Dinamika Ala Gado-Gado

Berjam-jam sudah forum tahunan itu berlangsung, dan (seolah-olah) belum menemukan titik terang. Yang ada malah; bosan, jengkel, dan capek. Saya sendiri sempat bergumam mumet ndasku. Semuanya campur-aduk. Suasana forum yang jelas-jelas mengundang emosi dan air mata, walaupun sebenarnya tak benar-benar sampai klimaks.

Entah bagaimana dalam benak saya sempat terlintas gado-gado. Tapi rasa-rasanya saya tidak sedang lapar, sekalipun iya. Saya lebih suka bakso atau paling tidak sego kucing yang terkenal murah meriah itu. Alasannya, mungkin karena suasana forum yang tidak karuan sejak dimulai. Sehingga satu gambaran yang muncul di kepala adalah suatu hal yang cukup mewakili ke-mumetan kepala saya. Ya, gado-gado.

Tapi meskipun tidak terstruktur, sistematis, dan rapi. Umpama gado-gado: ada mentimun, terong, kacang goreng, cabe, garam, dan bahan-bahan lain yang mungkin ikut terlibat. Semuanya diulek dalam cobek. Kemudian disajikan dah uh.. menghasilkan cita rasa yang ulala-ulala-beibeh. Begitulah kiranya pikiran saya menangkap realitas forum yang tengah berlangsung, persis seperti gado-gado.

Sebagaimanpun perbedaan itu muncul-tenggelam silih berganti. Si A inginnya begini-begitu beda dengan si B yang inginnya begini saja haha atau malah si C yang begitu-begitu saja. Saya memaknai bahwa itu (semua) merupakan bagian dinamika organisasi.

Lebih dari itu, saya maknai “dinamika” dengan segala serba-serbinya merupakan bagian dari hakikat hidup, yang pada prosesnya mengasah diri untuk terus mengenal diri itu sendiri. Betul apa yang dikemukakan Pram soal “organisasi sebagai alat untuk mendidik rakyat”. Ilmu pengetahuan bisa didapat di sekolah, tapi sekolah hanya menawarkan rumus-rumus melangit serta kebohongan-kebohongan sejarah. Kurikulum pendidikan dengan rentetan pelajaran hasil rumusan korporat yang barangkali hanya dibutuhkan oleh mereka demi memperkaya diri.
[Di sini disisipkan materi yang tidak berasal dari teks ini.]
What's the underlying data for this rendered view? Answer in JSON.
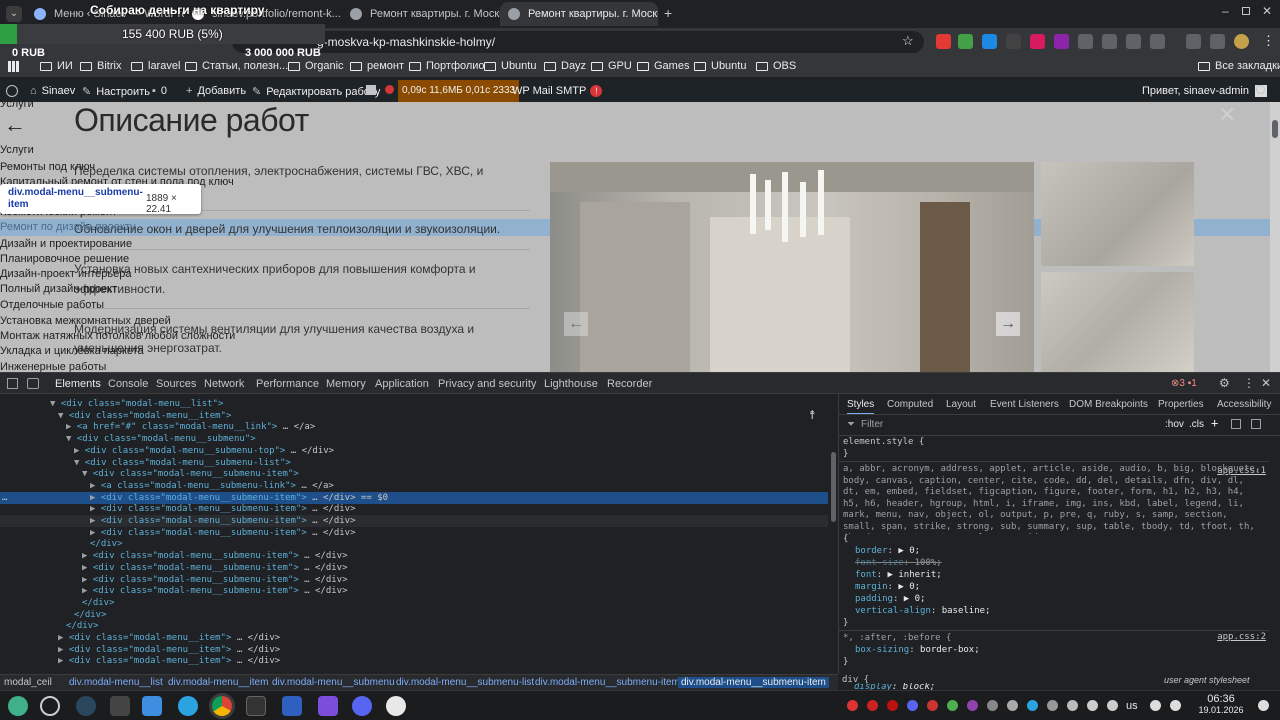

Organisasi menawarkan seseorang untuk menjadi lebih: humanistis, dan menuntut terbentuknya solidaritas organik. Khususnya organisasi primordial yang berada pada lokus strategis seperti organisasi daerah, karena ruang lingkup bersifat regional bahkan bisa masuk pada skup lokal. Namun bukan berarti fokus pembahasan terbatas skala regional melulu. Artinya organisasi daerah (harusnya) tidak menutup diri terhadap pembahasan isu nasional maupun global. Tidak bisa kita nafikan berbagai gejala persoalan yang muncul dalam skala regional, tidak terlepas dari pengaruh situasi dan kondisi global yang telah, maupun tengah berlangsung. [Halahh.. malah melebar]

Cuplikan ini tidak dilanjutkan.